Se há algo que devemos fazer quando acordamos é olhar para as notícias, nem
que seja apenas para ter a certeza que o mundo não acabou. A forma mais fácil
de o fazer é online, já que podemos seleccionar o tema que nos interessa quando
queremos sem ter que perder tempo a ouvir “analistas” que, em 95% dos casos,
não têm rigorosamente nada a acrescentar. O único problema, na minha
perspectiva, são mesmo os comentadores. Grande parte do que é escrito nas
publicações online portuguesas é simplesmente vil para além de qualquer
descrição. O nível é abismal. Entre a ignorância e o ordinário parece que
estamos numa execução pública do século XVI. Claro que isto reflecte a falta de
qualidade da opinião pública no nosso país. Ninguém se dá ao trabalho de
investigar nada antes de falar. E muito menos aceita ser corrigido, mesmo
quando está consciente que não tem bases para as afirmações, escabrosas, que
faz. É caso para dizer que a ignorância faz o atrevimento.

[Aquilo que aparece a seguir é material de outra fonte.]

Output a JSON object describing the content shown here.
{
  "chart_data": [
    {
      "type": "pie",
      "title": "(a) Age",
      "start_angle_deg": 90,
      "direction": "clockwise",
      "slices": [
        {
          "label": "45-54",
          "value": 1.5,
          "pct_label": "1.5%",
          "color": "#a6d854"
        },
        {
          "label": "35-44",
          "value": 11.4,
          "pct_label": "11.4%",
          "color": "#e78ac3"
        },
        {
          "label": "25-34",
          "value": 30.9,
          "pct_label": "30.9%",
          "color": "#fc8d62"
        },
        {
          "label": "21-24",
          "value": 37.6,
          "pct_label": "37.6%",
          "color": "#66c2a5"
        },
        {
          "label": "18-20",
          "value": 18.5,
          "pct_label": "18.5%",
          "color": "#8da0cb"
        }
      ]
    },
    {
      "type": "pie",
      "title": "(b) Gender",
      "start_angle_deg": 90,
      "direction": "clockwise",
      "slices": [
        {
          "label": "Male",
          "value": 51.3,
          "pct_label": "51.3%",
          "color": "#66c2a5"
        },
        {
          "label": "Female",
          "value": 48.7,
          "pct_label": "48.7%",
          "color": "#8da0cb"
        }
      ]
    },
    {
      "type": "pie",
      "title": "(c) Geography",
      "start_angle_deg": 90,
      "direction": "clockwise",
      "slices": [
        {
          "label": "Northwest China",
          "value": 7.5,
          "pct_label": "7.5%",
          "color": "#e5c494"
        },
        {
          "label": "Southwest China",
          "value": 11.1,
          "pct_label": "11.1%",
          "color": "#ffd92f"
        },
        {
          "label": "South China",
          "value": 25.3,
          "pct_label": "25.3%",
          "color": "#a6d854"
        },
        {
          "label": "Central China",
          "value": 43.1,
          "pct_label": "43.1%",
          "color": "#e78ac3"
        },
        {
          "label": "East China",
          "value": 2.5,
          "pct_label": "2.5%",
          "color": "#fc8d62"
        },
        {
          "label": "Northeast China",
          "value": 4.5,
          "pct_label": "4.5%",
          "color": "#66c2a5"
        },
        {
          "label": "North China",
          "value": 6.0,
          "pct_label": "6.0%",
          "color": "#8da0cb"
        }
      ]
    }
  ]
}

Claro que não sou o primeiro a notar neste padrão de comportamento. Muitas
vozes, especialmente de meios mais “mainstream”, já criticaram estes
comportamentos algo animalescos de certos comentadores que frequentam os sites
noticiosos portugueses. A sua conclusão assenta essencialmente sobre um único
factor, o anonimato. E aqui é que as coisas ficam mais feias. Esta análise da
situação é muito conveniente para quem pertence ao “meio noticioso” porque
apaga décadas de deficiências por parte de certas classes e grupos (as pessoas
não reclamam do mau jornalismo ou da falta de civismo porque muitas vezes nunca
viram exemplos de qualquer uma das coisas) ao mesmo tempo que visa atacar um
anonimato que sabem ser necessário num país como o nosso, em que vinganças
pessoais são o habitual, especialmente quando existem disparidades de poder.

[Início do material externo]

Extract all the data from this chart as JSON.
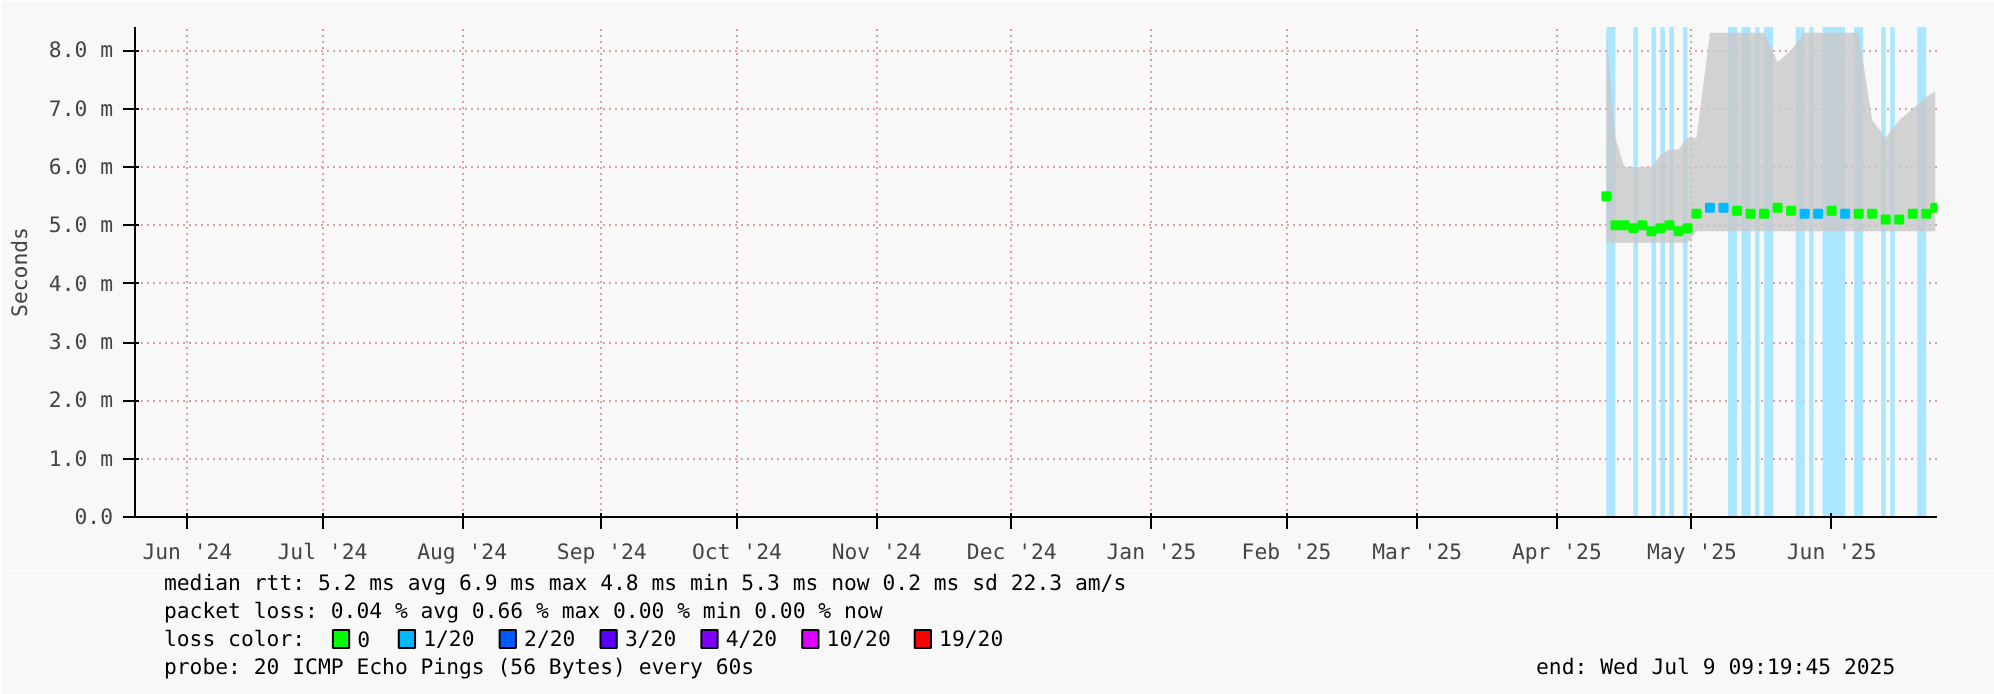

A falta de educação e conhecimento desempenham um papel importante e o
anonimato pode abrir a porta para alguns abusos (tal como abre para a denúncia
de injustiças e para o comentário honesto) mas o factor central desta selva
electrónica é que quase todos os comentadores prevaricadores estão a defender
interesses concretos e pessoais. Não estamos perante opiniões “em bruto” mas
sim perante defesas organizadas de alguns poderes e instituições por pessoas
perfeitamente conscientes do estrago que causam (quem domina particularmente
bem esta técnica são os pequenos grupos da extrema-direita). Neste caso parece
óbvio que a solução não estará num abandono das caixas de comentários às feras
ou da proibição do anonimato como alguns propõe mas sim uma fiscalização do
nível de civismo de quem comenta. Se isto não é feito será caso para perguntar
qual é o tipo de opinião pública que se quer fomentar em Portugal. Queremos um
modelo de debate civilizado e de partilha? Ou pelo contrário um de gritos
histéricos irracionais que não pode ter qualquer conclusão útil?